Actually, he was also for the race card while he was against it.
RNC Chairman Michael Steele, in a Good Morning America interview this morning, said that both he and President Obama are given “slimmer margins of error” because they are black, a sharp departure from what he has said in the past (at least, where President Obama is concerned). Steele hasn’t shied away from using his race to deflect the scrutiny of outsiders in the past, while ruling out race as a factor in criticism of the President. That all changed today, and it could mark the end of Steele’s teflon reign.
When Steele was asked to respond to Jimmy Carter‘s assertion that “much of the intensely demonstrated animosity” toward President Obama was due to race, Steele dismissed the notion out of hand, but when it came to media scrutiny of the job that Steele was doing, it was a different story:
But there’s an edge to his voice when he talks about a double standard that he believes has been applied by his critics, and he posits racism as the cause: “I don’t see stories about the internal operations of the DNC that I see about this operation. Why? Is it because Michael Steele is the chairman, or is it because a black man is chairman?”

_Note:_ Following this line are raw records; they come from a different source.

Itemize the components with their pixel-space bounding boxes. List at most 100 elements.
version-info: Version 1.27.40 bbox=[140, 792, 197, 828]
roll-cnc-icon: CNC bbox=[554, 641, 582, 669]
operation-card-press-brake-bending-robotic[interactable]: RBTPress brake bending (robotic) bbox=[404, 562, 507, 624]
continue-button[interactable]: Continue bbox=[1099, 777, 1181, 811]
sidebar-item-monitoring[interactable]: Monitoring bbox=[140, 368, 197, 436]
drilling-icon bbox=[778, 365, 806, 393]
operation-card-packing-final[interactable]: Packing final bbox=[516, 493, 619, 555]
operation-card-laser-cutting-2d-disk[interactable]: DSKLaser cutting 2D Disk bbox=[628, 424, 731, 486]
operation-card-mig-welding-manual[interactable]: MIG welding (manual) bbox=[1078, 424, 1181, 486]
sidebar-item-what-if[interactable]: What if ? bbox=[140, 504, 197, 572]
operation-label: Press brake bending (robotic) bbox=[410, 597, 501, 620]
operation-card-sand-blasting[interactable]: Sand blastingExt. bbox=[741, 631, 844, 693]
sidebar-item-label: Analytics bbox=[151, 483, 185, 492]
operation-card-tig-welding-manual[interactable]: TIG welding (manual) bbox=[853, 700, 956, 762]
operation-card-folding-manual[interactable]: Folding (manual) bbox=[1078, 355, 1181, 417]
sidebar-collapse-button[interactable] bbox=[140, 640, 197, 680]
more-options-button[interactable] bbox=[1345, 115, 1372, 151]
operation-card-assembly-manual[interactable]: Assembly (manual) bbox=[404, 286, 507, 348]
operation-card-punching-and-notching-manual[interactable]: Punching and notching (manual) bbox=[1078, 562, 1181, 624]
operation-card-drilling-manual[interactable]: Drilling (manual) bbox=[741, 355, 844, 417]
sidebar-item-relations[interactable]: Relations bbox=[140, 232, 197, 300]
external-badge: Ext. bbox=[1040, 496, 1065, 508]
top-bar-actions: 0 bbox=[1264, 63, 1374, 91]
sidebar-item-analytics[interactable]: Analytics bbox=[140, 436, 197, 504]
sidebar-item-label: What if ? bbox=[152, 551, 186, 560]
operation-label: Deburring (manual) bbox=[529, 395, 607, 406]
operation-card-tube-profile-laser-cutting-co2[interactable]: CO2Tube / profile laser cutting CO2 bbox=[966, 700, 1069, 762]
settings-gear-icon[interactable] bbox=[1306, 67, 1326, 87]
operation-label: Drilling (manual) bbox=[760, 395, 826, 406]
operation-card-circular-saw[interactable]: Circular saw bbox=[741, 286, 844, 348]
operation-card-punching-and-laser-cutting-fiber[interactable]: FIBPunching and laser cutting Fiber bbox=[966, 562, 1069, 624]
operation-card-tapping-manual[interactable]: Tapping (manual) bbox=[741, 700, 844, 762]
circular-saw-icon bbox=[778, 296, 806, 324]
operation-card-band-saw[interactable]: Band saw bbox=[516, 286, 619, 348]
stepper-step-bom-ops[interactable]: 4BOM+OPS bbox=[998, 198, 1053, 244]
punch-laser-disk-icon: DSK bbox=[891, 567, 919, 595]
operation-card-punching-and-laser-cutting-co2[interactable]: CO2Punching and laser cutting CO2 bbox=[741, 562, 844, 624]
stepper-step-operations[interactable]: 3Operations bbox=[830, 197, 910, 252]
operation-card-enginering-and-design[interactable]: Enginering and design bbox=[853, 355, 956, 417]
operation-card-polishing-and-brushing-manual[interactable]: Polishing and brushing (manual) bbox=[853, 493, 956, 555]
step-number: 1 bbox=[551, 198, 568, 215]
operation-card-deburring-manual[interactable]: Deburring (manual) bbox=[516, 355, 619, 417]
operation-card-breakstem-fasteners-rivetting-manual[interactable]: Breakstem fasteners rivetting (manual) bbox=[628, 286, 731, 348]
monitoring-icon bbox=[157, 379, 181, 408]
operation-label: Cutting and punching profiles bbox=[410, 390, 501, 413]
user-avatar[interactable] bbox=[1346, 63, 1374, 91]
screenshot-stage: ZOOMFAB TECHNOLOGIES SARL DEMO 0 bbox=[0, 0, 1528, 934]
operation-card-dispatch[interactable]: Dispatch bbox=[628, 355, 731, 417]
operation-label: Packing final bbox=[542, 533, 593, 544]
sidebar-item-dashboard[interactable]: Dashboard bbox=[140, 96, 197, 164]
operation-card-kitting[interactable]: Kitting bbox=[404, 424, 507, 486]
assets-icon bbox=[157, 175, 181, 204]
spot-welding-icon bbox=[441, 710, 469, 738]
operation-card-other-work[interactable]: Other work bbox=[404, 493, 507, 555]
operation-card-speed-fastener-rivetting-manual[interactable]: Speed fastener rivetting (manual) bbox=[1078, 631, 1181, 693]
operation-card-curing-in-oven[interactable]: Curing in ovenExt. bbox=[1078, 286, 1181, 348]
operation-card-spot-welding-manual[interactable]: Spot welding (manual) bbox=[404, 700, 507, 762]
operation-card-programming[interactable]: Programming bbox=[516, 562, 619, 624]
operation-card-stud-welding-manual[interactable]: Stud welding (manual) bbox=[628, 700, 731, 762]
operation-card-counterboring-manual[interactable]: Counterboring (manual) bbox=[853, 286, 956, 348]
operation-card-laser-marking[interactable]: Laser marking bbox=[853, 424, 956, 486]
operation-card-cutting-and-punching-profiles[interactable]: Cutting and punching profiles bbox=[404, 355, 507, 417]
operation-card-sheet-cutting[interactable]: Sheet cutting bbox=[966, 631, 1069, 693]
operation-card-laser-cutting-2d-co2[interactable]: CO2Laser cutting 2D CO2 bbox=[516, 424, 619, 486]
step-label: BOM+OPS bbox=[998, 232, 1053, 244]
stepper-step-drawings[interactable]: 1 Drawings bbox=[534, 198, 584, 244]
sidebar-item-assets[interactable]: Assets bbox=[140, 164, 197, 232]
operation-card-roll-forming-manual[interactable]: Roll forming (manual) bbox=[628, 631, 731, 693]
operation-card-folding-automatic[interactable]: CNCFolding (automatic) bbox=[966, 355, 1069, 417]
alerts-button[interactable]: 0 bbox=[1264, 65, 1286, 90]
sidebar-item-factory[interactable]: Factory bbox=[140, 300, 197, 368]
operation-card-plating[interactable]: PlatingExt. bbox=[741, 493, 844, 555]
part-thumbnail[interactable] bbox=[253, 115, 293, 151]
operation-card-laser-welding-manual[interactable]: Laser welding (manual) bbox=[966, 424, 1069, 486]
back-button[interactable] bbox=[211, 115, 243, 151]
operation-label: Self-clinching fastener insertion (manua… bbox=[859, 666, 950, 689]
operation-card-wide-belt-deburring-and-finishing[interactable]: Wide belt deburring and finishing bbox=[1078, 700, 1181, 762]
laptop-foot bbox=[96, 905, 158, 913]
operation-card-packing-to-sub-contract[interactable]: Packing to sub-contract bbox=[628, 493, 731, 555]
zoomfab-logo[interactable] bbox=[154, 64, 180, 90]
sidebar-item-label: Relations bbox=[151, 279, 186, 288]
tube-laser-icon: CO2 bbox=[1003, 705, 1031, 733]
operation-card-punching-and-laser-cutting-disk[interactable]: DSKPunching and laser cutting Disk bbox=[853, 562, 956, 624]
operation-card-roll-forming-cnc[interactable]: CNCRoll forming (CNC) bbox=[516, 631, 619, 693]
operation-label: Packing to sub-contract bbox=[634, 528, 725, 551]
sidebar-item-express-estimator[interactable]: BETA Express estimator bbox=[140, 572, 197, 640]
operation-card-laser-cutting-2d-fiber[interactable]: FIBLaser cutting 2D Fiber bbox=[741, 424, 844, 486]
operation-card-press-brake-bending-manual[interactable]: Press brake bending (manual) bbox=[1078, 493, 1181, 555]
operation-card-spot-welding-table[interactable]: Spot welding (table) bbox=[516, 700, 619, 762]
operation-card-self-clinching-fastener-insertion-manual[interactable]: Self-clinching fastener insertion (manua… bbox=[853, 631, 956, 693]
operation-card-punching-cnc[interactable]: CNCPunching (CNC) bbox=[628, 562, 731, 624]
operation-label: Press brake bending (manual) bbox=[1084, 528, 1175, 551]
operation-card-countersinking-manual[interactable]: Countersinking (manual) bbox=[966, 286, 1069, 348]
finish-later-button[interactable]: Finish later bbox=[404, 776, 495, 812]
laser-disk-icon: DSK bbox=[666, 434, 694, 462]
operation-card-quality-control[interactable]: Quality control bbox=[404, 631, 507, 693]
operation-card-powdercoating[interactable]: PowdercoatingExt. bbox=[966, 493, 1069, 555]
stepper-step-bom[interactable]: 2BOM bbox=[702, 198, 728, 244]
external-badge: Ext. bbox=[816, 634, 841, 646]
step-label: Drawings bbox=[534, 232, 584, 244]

To their credit, conservative blog Hot Air was all over this:
For all the grief we give O-bots for playing racial politics in defense of their guy, has Obama himself played it as much as Steele has? Remember, Steele claimed that some white Republicans fear him and sat passively while D.L. Hughley said the convention looked like a Nazi rally. In fact, he once played the race card on Obama himself in questioning why the White House was pressuring David Paterson to retire. Has The One hit this theme as much as he has?
Of course, Steele is entirely correct that prominent black people often face the double-standard he describes. Today’s statement was fairly mild, and entirely reasonable. It also validates what many have said about the President’s most intense critics.
But this doesn’t just cut against Steele in that it can be spun as a defense of the President. No, Steele’s true crime is that he has done what Andrew Breitbart describes as the “worst thing you can do in America,” accusing someone of racism, to his critics within the Republican party. Although replacing Steele so close to an election would be inconvenient, the hue and cry over this unforgivable sin may force the RNC’s hand.